Delapan cabang olahraga (cabor) akan dipertandingkan dalam ajang ini antara lain, taekwondo, sepakbola, handball, futsal, binaraga, panahan, karate, dan juga basket. Rencananya 3.193 atlet usia muda yang berusia 5 hingga 16 tahun akan berkompetisi dalam kejuaraan ini yang akan dibuka langsung oleh Menteri Pemuda dan Olahraga, Imam Nahrawi.
“IYOS ini pembedanya adalah sebagai akar, sehingga lebih mengutamakan parenting (pembinaan). Karena para atlet usia dini ini, bagaimana kita menentukan karakter pendidikannya,” jelas ketua panitia IYOS, Yefi Triaji.
Nantinya, para atlet usia muda yang berprestasi di ajang ini akan secara langsung diarahkan ke cabor-cabor yang mereka kuasai. IYOS juga berencana akan menggelar turnamen serupa di sejumlah daerah di Indonesia untuk menjaring atlet-atlet berpotensi.

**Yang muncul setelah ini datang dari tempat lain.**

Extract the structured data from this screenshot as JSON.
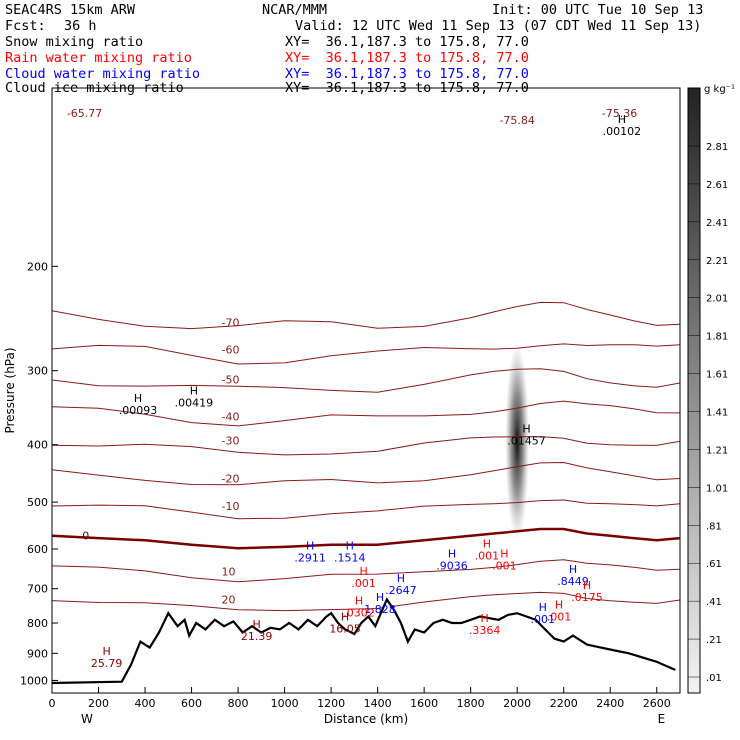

Hal serupa juga dikemukakan oleh Ketua Pelaksana IYOS 2015, Amartha yang menilai bahwa ajang ini adalah ajang untuk melatih atlet muda untuk berkompetisi dan bertanding di tingkat profesional.
“Ada segitiga kesuksesan di IYOS ini, yaitu anak itu sendiri, orang tua, dan pelatih. Jadi anak-anak ini kan butuh prestasi, tapi kan tidak bisa dipaksakan. Jadi ada jenjangnya mulai dari umur lima tahun, itu yang kita coba sosialisasikan kepada cabor-cabor untuk mendidik atletnya sejak usia dini,” jelas Amartha.